Arka sokakta, bir süre taksi çevirmek için bekledim. Sonunda boş bir taksiyi durdurarak bindim.

Taksinin içinde sakin olmaya çalışarak adrese doğru hareket ettik. Akın'ın o adreste olup olmaması konusunda merak içindeydim. Akın’ın ailesinin evinden ayrılalı tam dört ay olmuştu ve sürekli kafamda dönen o düşünce tekrar dönüp durdu. “Acaba gerçekleri öğrendiğimi biliyor muydu?” diye tekrarladım farkında olmadan.
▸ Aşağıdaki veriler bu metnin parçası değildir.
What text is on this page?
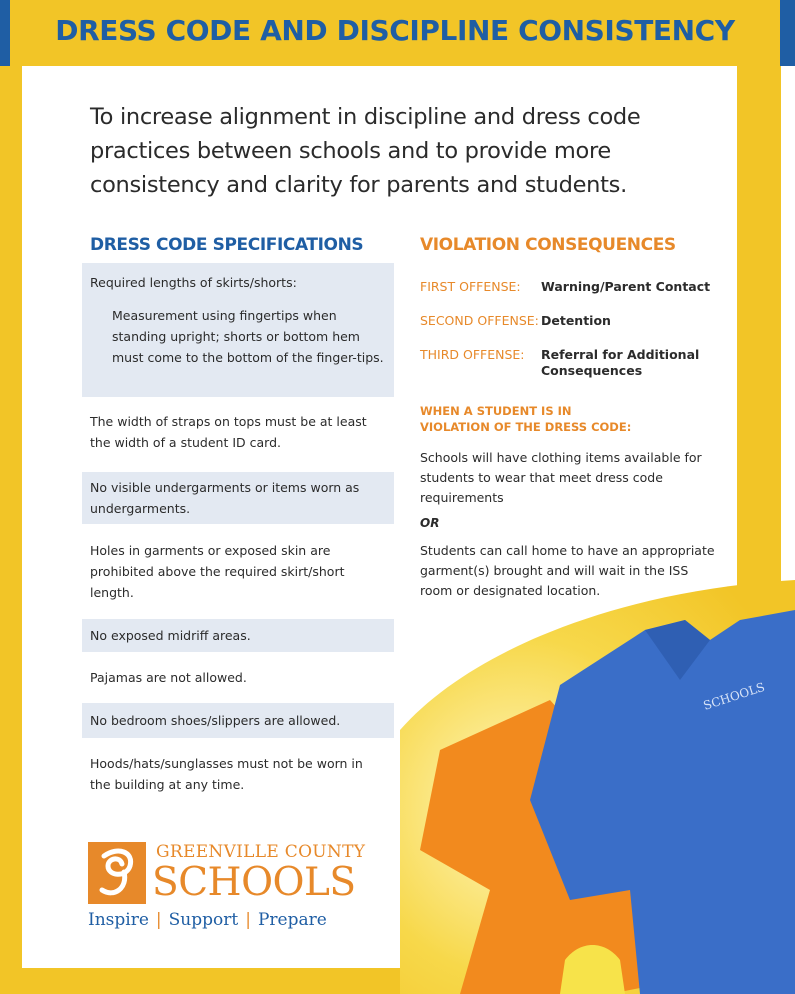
DRESS CODE AND DISCIPLINE CONSISTENCY
To increase alignment in discipline and dress code practices between schools and to provide more consistency and clarity for parents and students.
DRESS CODE SPECIFICATIONS	VIOLATION CONSEQUENCES
Required lengths of skirts/shorts:
Measurement using fingertips when standing upright; shorts or bottom hem must come to the bottom of the finger-tips.
The width of straps on tops must be at least the width of a student ID card.
No visible undergarments or items worn as undergarments.
Holes in garments or exposed skin are prohibited above the required skirt/short length.
No exposed midriff areas.
Pajamas are not allowed.
No bedroom shoes/slippers are allowed.
Hoods/hats/sunglasses must not be worn in the building at any time.
FIRST OFFENSE: Warning/Parent Contact
SECOND OFFENSE: Detention
THIRD OFFENSE: Referral for Additional Consequences
WHEN A STUDENT IS IN VIOLATION OF THE DRESS CODE:
Schools will have clothing items available for students to wear that meet dress code requirements
OR
Students can call home to have an appropriate garment(s) brought and will wait in the ISS room or designated location.
SCHOOLS
GREENVILLE COUNTY
SCHOOLS
Inspire | Support | Prepare
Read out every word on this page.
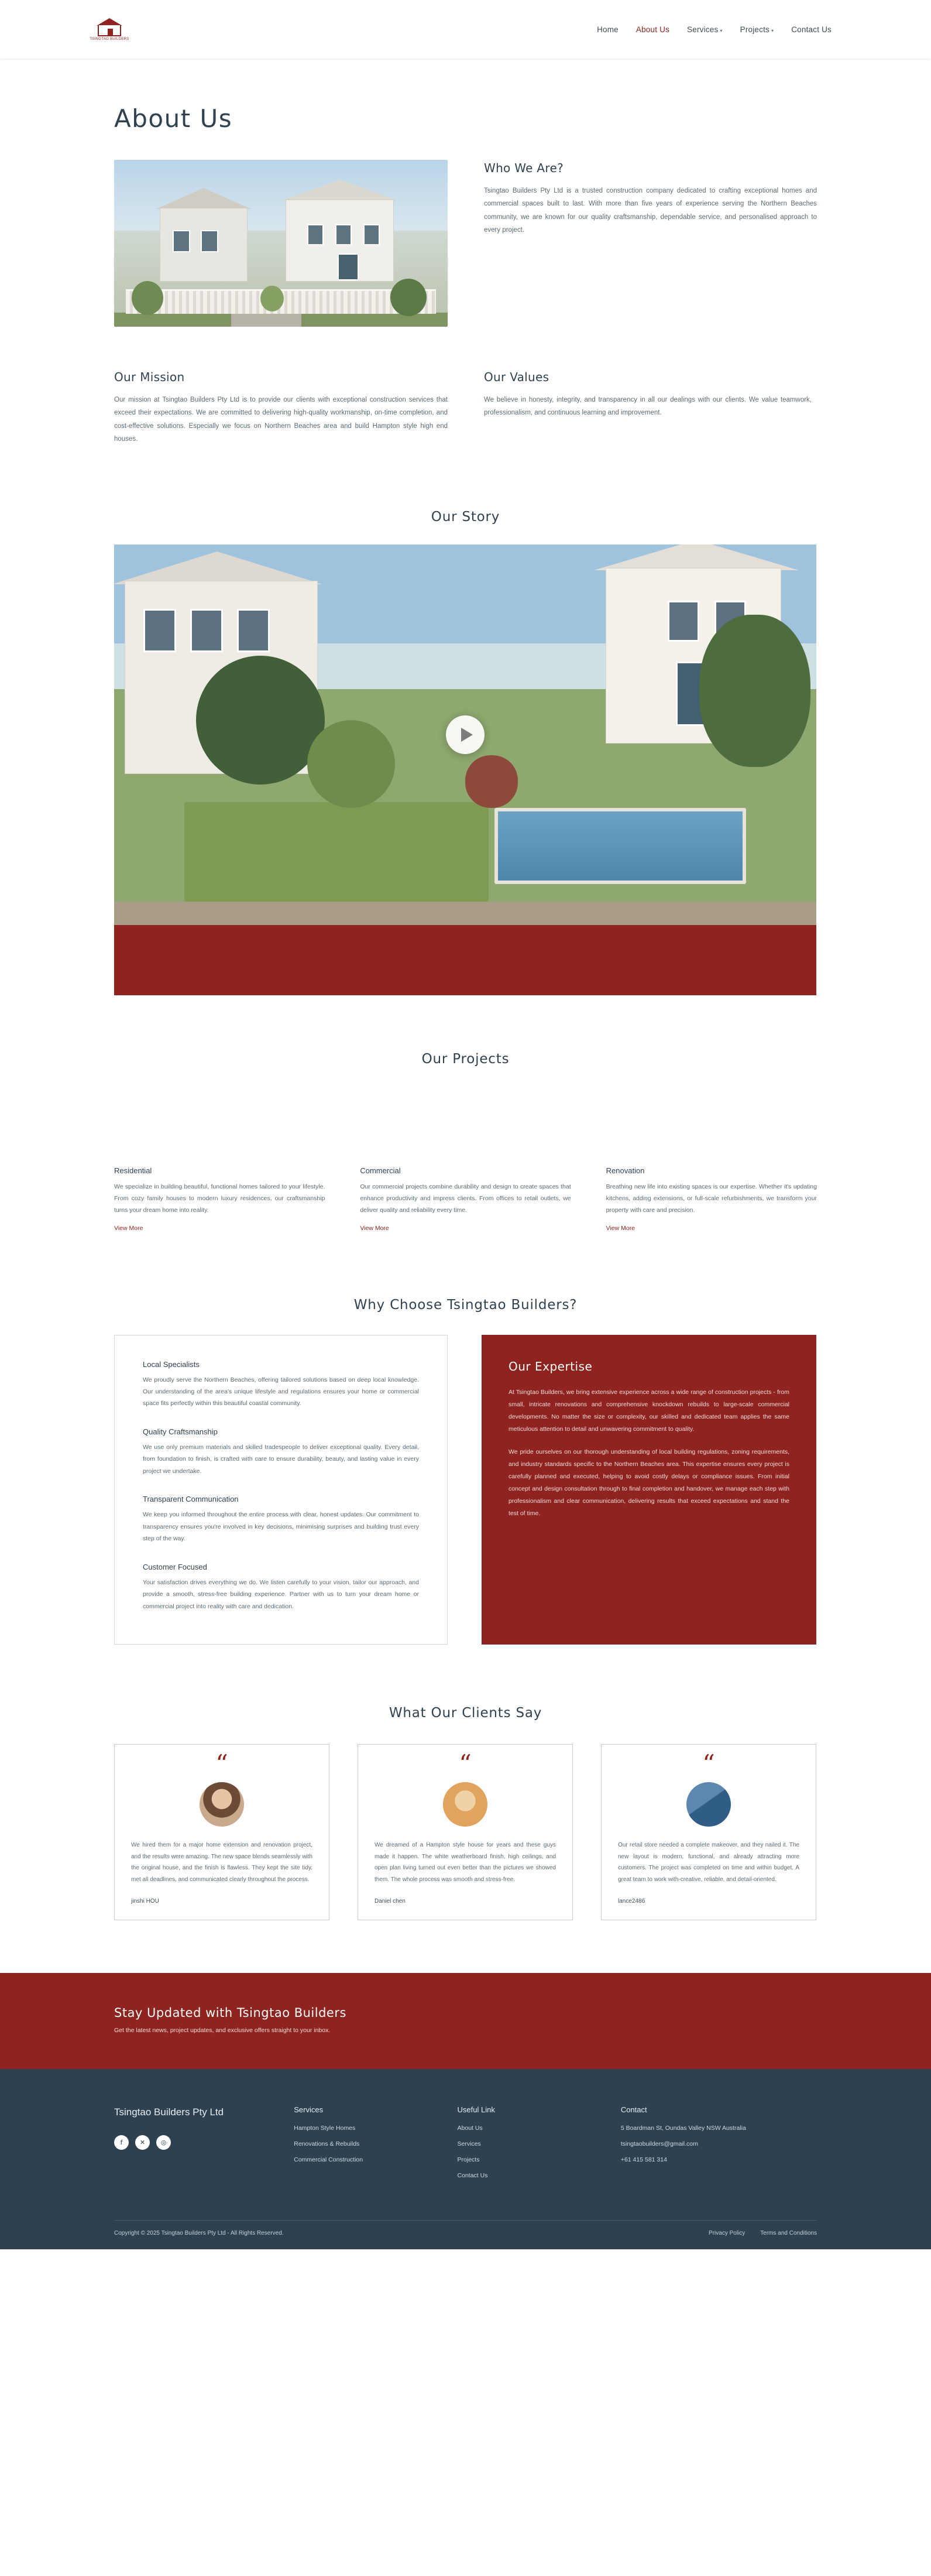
TSINGTAO BUILDERS
Home About Us Services ▾ Projects ▾ Contact Us
About Us
Who We Are?

Tsingtao Builders Pty Ltd is a trusted construction company dedicated to crafting exceptional homes and commercial spaces built to last. With more than five years of experience serving the Northern Beaches community, we are known for our quality craftsmanship, dependable service, and personalised approach to every project.

Our Mission

Our mission at Tsingtao Builders Pty Ltd is to provide our clients with exceptional construction services that exceed their expectations. We are committed to delivering high-quality workmanship, on-time completion, and cost-effective solutions. Especially we focus on Northern Beaches area and build Hampton style high end houses.

Our Values

We believe in honesty, integrity, and transparency in all our dealings with our clients. We value teamwork, professionalism, and continuous learning and improvement.

Our Story
Our Projects
Residential

We specialize in building beautiful, functional homes tailored to your lifestyle. From cozy family houses to modern luxury residences, our craftsmanship turns your dream home into reality.

View More
Commercial

Our commercial projects combine durability and design to create spaces that enhance productivity and impress clients. From offices to retail outlets, we deliver quality and reliability every time.

View More
Renovation

Breathing new life into existing spaces is our expertise. Whether it's updating kitchens, adding extensions, or full-scale refurbishments, we transform your property with care and precision.

View More
Why Choose Tsingtao Builders?
Local Specialists

We proudly serve the Northern Beaches, offering tailored solutions based on deep local knowledge. Our understanding of the area's unique lifestyle and regulations ensures your home or commercial space fits perfectly within this beautiful coastal community.

Quality Craftsmanship

We use only premium materials and skilled tradespeople to deliver exceptional quality. Every detail, from foundation to finish, is crafted with care to ensure durability, beauty, and lasting value in every project we undertake.

Transparent Communication

We keep you informed throughout the entire process with clear, honest updates. Our commitment to transparency ensures you're involved in key decisions, minimising surprises and building trust every step of the way.

Customer Focused

Your satisfaction drives everything we do. We listen carefully to your vision, tailor our approach, and provide a smooth, stress-free building experience. Partner with us to turn your dream home or commercial project into reality with care and dedication.

Our Expertise

At Tsingtao Builders, we bring extensive experience across a wide range of construction projects - from small, intricate renovations and comprehensive knockdown rebuilds to large-scale commercial developments. No matter the size or complexity, our skilled and dedicated team applies the same meticulous attention to detail and unwavering commitment to quality.

We pride ourselves on our thorough understanding of local building regulations, zoning requirements, and industry standards specific to the Northern Beaches area. This expertise ensures every project is carefully planned and executed, helping to avoid costly delays or compliance issues. From initial concept and design consultation through to final completion and handover, we manage each step with professionalism and clear communication, delivering results that exceed expectations and stand the test of time.

What Our Clients Say
“

We hired them for a major home extension and renovation project, and the results were amazing. The new space blends seamlessly with the original house, and the finish is flawless. They kept the site tidy, met all deadlines, and communicated clearly throughout the process.

jinshi HOU
“

We dreamed of a Hampton style house for years and these guys made it happen. The white weatherboard finish, high ceilings, and open plan living turned out even better than the pictures we showed them. The whole process was smooth and stress-free.

Daniel chen
“

Our retail store needed a complete makeover, and they nailed it. The new layout is modern, functional, and already attracting more customers. The project was completed on time and within budget. A great team to work with-creative, reliable, and detail-oriented.

lance2486
Stay Updated with Tsingtao Builders

Get the latest news, project updates, and exclusive offers straight to your inbox.

Tsingtao Builders Pty Ltd
f	✕	◎
Services
Hampton Style Homes
Renovations & Rebuilds
Commercial Construction
Useful Link
About Us
Services
Projects
Contact Us
Contact
5 Boardman St, Oundas Valley NSW Australia
tsingtaobuilders@gmail.com
+61 415 581 314
Copyright © 2025 Tsingtao Builders Pty Ltd - All Rights Reserved.	Privacy Policy	Terms and Conditions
Öğrendiğim ilk gün aramış ona ulaşamamıştım. Sonrasında da o sinirle numaramı değiştirmiş onun numarasını da silmiştim. Zaten o da numarasını yeni değiştirdiği için ezberlememiştim. Çok sık numara değiştiriyordu. Çoğunlukla o ararsa konuşabiliyorduk. Ne zaman arasam ya ulaşılamıyor ya da telefona cevap vermiyordu. Sonradan kendisi dönüyor o şekilde irtibat kuruyorduk. Konuşmalarımız onun paşa keyfine göre oluyordu.

Dört ay boyunca arayıp ulaşamadığı için ailesi açıklama yapmış olabilir mi acaba? Yada yalan söyleyerek Akın’ı oyalıyor olabilirler mi?” Gibi sorular diğer soruların peşinden geliyordu.

Benim gerçekleri öğrendiğimi öğrenseydi belki de çıkıp gelirdi. Eskisi gibi kaçak yollarla Rusya’da kalmıyordu. Beni oyaladığı yıllarda Türkiye’ye gelip bedelli askerlik yaparak asker kaçağı olmaktan kurtulmuştu. Tabii bundan kavgaya kadar hiç haberim olmamıştı. Ben salak hala onun kaçak olarak Türkiye’ye gelip gittiğini ve bu yüzden çok sık gelemediğini düşünürken o gelip gizlice bedelli askerliğini bile yapmış her işini yoluna sokmuştu. Hatta bunu Rusya’ya geldiği ikinci yılda yapmış olması kendimi daha bir salak hissettiriyordu.